The full size images are used here. The image fusion is divided into 24 blocks and the blocks are padded with 125 pixels on each side to avoid fusion artefacts.

In [2]:
fuse_args = ("hela_full_test.hdf5 --dir=/home/sami/Data/SuperTomo2/Import "  
             "--max-nof-iterations=1  --first-estimate=constant " 
             "--fusion-method=summative --scale=100 --blocks=24 --pad=125").split()
            
print fuse_args

options = arguments.get_fusion_script_options(fuse_args)




['hela_full_test.hdf5', '--dir=/home/sami/Data/SuperTomo2/Import', '--max-nof-iterations=1', '--first-estimate=constant', '--fusion-method=summative', '--scale=100', '--blocks=24', '--pad=125']


In [3]:
full_path = os.path.join(options.working_directory,
                         options.data_file)

if not os.path.isfile(full_path):
    raise AttributeError("No such file: %s" % full_path)
elif not full_path.endswith(".hdf5"):
    raise AttributeError("Not a HDF5 file")

data = image_data.ImageData(full_path)

## MKLFFT Fusion on CPU

The old image fusion code was rewritten to take advantage of MKL optimized FFT algorithms in the Anaconda package. All the same algorithms are available as in *SuperTomo1*

In [4]:
task = fusion.MultiViewFusionRL(data, options)

The original image size is 198 1024 1024




The fusion will be run with 24 blocks
The internal image size is 200 1026 1024


The image fusion can now be run on a regular computer, which was not previously possible due to huge memory requirements when using large images. However, as one could expect, the going is slow. One estimate calculation takes 5470s (1,5h). The performance can be improved by reducing the number of blocks -- but of course the amount of available blocks plays a role in that. Most of the time is spent in the FFT functions.
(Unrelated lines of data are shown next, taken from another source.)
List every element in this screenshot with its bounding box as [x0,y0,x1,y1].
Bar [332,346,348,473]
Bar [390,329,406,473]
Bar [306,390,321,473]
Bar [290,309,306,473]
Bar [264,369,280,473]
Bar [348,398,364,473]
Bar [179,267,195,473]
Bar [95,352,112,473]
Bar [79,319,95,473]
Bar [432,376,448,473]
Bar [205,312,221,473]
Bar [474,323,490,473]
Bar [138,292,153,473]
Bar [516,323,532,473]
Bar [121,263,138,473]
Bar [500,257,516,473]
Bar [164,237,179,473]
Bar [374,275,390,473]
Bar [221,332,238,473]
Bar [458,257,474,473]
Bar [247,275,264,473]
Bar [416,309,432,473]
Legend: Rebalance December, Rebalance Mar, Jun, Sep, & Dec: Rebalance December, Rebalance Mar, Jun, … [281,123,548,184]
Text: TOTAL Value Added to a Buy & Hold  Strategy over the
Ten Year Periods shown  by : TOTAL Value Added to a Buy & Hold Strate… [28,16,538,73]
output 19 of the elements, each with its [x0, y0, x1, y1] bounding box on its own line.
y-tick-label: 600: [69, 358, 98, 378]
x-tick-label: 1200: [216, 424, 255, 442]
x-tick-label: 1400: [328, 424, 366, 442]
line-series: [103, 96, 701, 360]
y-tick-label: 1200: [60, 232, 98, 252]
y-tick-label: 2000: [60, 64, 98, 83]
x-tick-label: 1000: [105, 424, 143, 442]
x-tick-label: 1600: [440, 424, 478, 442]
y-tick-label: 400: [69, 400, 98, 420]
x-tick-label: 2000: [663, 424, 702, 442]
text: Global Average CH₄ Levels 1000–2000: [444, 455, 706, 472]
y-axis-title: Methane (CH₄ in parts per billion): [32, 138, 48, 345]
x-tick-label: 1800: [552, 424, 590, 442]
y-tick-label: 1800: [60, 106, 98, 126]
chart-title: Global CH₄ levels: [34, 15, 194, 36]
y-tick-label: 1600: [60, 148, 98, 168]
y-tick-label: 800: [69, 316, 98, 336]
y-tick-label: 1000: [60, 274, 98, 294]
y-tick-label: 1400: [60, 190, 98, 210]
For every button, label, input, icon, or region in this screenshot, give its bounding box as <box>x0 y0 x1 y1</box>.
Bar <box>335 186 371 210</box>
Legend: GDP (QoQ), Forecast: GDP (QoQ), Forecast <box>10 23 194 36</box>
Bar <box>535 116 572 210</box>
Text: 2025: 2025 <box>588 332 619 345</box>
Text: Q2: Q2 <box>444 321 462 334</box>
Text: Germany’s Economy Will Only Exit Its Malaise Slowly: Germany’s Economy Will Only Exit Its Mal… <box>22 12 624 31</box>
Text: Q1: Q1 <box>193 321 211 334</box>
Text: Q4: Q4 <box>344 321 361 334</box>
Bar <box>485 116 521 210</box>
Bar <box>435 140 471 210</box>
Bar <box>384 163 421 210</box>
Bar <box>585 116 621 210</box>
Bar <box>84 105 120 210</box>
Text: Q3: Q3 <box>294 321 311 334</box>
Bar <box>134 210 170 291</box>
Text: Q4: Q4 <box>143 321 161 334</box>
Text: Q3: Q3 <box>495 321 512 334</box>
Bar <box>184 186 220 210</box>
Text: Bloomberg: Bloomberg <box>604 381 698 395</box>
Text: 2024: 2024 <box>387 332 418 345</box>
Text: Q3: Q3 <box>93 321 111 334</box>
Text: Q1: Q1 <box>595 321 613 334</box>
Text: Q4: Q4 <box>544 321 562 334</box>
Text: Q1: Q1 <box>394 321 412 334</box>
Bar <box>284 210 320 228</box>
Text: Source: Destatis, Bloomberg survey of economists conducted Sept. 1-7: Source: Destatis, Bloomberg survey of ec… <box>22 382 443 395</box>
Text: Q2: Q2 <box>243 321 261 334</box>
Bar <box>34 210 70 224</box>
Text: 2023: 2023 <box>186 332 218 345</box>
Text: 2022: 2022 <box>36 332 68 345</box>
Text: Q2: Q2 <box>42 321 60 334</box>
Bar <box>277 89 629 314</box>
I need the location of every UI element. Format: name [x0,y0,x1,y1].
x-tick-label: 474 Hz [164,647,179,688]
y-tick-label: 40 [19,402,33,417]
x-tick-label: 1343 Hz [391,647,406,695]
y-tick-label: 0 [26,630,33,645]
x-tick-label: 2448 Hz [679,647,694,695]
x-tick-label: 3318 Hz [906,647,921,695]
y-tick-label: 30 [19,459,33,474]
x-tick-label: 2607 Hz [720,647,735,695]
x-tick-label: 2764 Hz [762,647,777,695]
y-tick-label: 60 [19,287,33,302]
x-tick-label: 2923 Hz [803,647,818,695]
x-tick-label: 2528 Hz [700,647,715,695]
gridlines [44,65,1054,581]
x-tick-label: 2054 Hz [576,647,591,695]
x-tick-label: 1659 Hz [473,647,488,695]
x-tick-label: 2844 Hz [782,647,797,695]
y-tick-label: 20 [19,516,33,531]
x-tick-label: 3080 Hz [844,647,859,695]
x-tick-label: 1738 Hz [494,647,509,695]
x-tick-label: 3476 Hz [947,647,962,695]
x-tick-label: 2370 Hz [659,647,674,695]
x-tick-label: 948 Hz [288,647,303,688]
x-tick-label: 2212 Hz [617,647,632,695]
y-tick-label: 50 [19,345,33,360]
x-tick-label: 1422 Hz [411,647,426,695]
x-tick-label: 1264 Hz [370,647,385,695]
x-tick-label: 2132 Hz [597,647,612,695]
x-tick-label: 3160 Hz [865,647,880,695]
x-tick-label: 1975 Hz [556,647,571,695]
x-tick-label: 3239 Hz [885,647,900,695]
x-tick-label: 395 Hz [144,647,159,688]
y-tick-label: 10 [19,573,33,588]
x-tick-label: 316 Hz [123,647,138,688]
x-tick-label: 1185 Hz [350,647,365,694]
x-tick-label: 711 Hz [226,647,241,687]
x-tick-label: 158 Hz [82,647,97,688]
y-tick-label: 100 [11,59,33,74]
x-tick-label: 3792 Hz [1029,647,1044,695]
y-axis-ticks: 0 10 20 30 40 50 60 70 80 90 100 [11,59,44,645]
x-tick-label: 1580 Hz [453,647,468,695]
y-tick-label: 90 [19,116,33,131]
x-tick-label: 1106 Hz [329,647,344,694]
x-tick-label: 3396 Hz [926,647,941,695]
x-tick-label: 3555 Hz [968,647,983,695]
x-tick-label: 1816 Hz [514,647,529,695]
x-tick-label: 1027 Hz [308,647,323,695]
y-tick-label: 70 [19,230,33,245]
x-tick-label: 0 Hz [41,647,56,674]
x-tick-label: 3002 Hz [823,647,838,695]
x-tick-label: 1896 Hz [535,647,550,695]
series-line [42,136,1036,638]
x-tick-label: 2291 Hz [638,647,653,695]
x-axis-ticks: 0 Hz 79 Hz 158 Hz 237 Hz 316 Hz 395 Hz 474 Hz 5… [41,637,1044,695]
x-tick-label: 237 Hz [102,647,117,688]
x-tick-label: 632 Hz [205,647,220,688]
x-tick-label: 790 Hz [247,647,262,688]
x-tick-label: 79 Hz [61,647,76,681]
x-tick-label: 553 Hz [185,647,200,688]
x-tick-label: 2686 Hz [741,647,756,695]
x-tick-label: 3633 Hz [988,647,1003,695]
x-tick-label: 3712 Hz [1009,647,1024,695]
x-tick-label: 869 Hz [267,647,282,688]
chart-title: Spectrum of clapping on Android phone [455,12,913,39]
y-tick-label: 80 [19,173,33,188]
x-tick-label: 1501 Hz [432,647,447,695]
The MKL optimizations work, but do not make miracles.

In [5]:

task.estimate = numpy.ones(task.image_size, dtype=numpy.float32)
#cProfile.run('task.compute_estimate()')
p = profiler.Profile(signatures=False)
p.enable()
task.compute_estimate()
p.disable()
profiler.plot(p)

Beginning the computation of the 0. estimate
The current block is 1


  cache = block / cache


The current block is 2
The current block is 3
The current block is 4
The current block is 5
The current block is 6
The current block is 7
The current block is 8
The current block is 9
The current block is 10
The current block is 11
The current block is 12
The current block is 13
The current block is 14
The current block is 15
The current block is 16
The current block is 17
The current block is 18
The current block is 19
The current block is 20
The current block is 21
The current block is 22
The current block is 23
The current block is 24


## CUDA fusion on a GPU

Hardware acceleration features were added in order to make the image fusion times more reasonable. With 24 blocks calculation of a single estimate on a GPU takes 157 seconds (2,5 minutes), an improvement of ~36 times over the non-accelerated code. **The CUDA code can be run at 8 blocks at minimum, which further reduces the time to ~110 seconds per iteration, an improvement of ~50 times**.

In [6]:
from supertomo.reconstruction import fusion_cuda

task2 = fusion_cuda.MultiViewFusionRLCuda(data, options)

The original image size is 198 1024 1024
The fusion will be run with 24 blocks
The internal image size is 200 1026 1024
kernel config: (24, 19, 38) x (32, 32, 8)


In [7]:

task2.estimate = numpy.ones(task2.image_size, dtype=numpy.float32)
p2 = profiler.Profile(signatures=False)
p2.enable()
task2.compute_estimate()
p2.disable()
profiler.plot(p2)
#cProfile.run('task2.compute_estimate()')

Beginning the computation of the 0. estimate


In [8]:
data.close()